Your goal is to guide all the Chus to a portal by placing arrows on the playing field. Complicating this endeavor is the fact that there are two kinds of Chus — red and blue — that can never be allowed to meet. And if you think you can rely on the walls to guide both types along the same path, think again! Red and blue Chus turn opposite ways when they hit a wall. Even worse, there are evil Chu counterparts, the green and yellow Nyans, which must be kept clear of all Chus as well as the portals.
tChu is most definitely a planner's delight. Once you place the arrows and start the Chus, that's it — if you want to make changes you'll have to start the level over. You'll probably have to do that a lot anyway. The early levels aren't difficult, but it takes a while to get used to the Chu behavior, and the later levels will have you resetting constantly as you encounter many unforeseen collisions. Usually, levels are designed to take advantage of the different handedness of the two Chus, but the more devious ones turn it against you and make you overcome the natural Chu tendencies.
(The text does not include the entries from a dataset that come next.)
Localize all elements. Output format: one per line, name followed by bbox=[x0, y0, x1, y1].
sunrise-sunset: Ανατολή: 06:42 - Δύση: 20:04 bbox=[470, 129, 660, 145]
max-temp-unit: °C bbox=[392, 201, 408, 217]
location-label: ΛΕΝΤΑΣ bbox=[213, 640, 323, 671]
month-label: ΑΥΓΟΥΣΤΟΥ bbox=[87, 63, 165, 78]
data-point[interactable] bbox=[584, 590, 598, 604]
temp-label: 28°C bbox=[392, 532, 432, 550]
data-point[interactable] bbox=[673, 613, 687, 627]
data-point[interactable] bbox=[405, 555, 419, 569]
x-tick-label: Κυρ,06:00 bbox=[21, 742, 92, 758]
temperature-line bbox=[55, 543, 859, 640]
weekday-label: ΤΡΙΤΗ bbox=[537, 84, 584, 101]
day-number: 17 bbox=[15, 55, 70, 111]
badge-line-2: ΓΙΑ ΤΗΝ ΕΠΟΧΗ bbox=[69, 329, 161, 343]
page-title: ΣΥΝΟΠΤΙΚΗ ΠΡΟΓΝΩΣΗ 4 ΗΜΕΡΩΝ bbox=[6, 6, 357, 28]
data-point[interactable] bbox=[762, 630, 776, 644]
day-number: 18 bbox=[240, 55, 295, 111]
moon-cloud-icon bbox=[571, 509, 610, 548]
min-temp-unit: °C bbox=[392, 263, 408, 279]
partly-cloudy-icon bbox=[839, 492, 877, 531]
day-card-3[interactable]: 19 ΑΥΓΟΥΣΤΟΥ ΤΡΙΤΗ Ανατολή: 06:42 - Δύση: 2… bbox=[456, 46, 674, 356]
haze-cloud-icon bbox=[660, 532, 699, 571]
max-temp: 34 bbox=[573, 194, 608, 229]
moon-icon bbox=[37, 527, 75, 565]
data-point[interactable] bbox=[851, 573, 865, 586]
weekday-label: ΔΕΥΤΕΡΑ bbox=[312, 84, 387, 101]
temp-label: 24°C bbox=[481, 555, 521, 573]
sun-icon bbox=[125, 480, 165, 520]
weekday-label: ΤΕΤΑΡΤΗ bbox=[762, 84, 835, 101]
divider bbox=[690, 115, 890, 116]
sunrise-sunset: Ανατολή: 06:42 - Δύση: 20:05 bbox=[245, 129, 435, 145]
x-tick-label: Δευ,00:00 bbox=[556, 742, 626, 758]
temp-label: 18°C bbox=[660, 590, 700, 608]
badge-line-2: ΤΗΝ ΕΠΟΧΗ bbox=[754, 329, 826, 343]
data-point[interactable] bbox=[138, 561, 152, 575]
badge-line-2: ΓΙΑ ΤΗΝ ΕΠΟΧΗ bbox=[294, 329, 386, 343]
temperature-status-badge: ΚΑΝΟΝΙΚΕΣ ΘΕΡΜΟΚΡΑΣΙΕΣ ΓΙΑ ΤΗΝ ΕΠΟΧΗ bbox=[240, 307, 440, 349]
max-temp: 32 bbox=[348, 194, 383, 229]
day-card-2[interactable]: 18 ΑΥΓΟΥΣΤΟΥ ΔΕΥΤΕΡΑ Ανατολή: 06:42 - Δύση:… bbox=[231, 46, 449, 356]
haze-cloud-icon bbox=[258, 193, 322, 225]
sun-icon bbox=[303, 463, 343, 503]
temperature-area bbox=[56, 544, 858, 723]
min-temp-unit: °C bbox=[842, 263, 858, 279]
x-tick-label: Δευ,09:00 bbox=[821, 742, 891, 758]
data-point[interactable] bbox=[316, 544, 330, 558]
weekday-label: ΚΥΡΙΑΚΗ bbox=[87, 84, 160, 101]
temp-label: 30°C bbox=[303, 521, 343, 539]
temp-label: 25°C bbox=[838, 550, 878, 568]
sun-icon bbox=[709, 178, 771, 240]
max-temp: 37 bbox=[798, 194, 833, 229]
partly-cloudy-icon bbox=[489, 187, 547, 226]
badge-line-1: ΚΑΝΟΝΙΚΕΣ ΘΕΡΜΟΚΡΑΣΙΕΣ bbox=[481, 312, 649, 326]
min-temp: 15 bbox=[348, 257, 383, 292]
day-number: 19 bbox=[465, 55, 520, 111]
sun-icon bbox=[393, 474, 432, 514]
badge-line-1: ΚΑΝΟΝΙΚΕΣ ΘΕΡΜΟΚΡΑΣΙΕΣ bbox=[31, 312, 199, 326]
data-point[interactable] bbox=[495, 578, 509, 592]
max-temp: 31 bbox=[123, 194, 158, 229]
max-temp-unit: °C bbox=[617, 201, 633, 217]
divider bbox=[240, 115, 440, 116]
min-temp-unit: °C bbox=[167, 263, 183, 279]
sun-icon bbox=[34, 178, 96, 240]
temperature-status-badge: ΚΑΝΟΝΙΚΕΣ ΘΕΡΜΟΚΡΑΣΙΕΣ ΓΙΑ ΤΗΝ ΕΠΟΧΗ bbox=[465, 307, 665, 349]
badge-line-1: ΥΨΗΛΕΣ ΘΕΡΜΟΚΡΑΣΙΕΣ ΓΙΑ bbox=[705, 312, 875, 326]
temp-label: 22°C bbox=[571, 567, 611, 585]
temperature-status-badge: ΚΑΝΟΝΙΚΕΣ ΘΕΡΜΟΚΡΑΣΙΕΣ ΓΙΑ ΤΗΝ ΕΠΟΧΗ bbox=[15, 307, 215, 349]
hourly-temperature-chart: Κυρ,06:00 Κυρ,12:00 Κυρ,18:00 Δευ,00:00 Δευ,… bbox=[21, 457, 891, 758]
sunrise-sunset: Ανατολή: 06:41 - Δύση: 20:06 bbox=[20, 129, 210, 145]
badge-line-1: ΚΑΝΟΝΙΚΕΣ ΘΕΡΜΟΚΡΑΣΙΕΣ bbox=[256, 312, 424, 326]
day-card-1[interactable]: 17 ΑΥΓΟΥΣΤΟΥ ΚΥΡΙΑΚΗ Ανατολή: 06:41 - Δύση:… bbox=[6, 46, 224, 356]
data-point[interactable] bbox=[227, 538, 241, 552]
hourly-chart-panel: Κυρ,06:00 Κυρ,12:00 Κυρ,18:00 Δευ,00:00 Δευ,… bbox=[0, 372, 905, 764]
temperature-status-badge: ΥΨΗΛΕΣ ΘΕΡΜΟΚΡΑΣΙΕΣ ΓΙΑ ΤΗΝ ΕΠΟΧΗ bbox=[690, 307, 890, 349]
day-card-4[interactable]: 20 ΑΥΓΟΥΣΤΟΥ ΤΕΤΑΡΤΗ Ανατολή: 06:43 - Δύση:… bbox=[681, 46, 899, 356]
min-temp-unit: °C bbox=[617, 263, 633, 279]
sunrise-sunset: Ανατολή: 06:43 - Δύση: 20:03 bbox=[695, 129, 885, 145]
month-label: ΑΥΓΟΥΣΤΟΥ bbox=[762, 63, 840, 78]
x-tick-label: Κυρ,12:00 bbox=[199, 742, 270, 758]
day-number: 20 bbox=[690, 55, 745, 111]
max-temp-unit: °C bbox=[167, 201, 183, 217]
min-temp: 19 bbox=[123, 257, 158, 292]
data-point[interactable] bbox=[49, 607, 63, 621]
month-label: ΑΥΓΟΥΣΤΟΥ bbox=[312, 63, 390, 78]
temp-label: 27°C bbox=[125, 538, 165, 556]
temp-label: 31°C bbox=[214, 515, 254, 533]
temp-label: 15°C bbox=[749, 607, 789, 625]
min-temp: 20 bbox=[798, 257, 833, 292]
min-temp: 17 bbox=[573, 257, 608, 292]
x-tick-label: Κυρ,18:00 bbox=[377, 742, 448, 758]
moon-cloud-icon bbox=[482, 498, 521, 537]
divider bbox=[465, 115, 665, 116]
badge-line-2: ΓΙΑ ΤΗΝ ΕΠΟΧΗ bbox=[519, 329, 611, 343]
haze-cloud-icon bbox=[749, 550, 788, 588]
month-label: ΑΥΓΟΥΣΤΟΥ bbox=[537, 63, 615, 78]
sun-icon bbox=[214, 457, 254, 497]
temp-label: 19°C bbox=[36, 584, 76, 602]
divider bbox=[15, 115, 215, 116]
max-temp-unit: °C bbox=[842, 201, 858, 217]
Unfortunately, there is a bit of an oversight which interferes in the planning of your solution. If you do allow red and blue Chus to meet, or to be eaten by a Nyan, or if a Nyan reaches a portal, the level resets immediately. Sometimes this forces you to deal with the smaller problem of avoiding collisions first, rather than focusing on the larger problem of planning your path. Maybe it's just the way my mind works, but I'd prefer the Nyans and Chus to keep running even if I've already failed a level, in order to see they will behave later on. Still, it's not a deal-breaking problem, and it doesn't overshadow the many difficult but great levels just waiting to be solved. With 90 of them plus a level editor, it's enough to keep a person busy for quite a long time.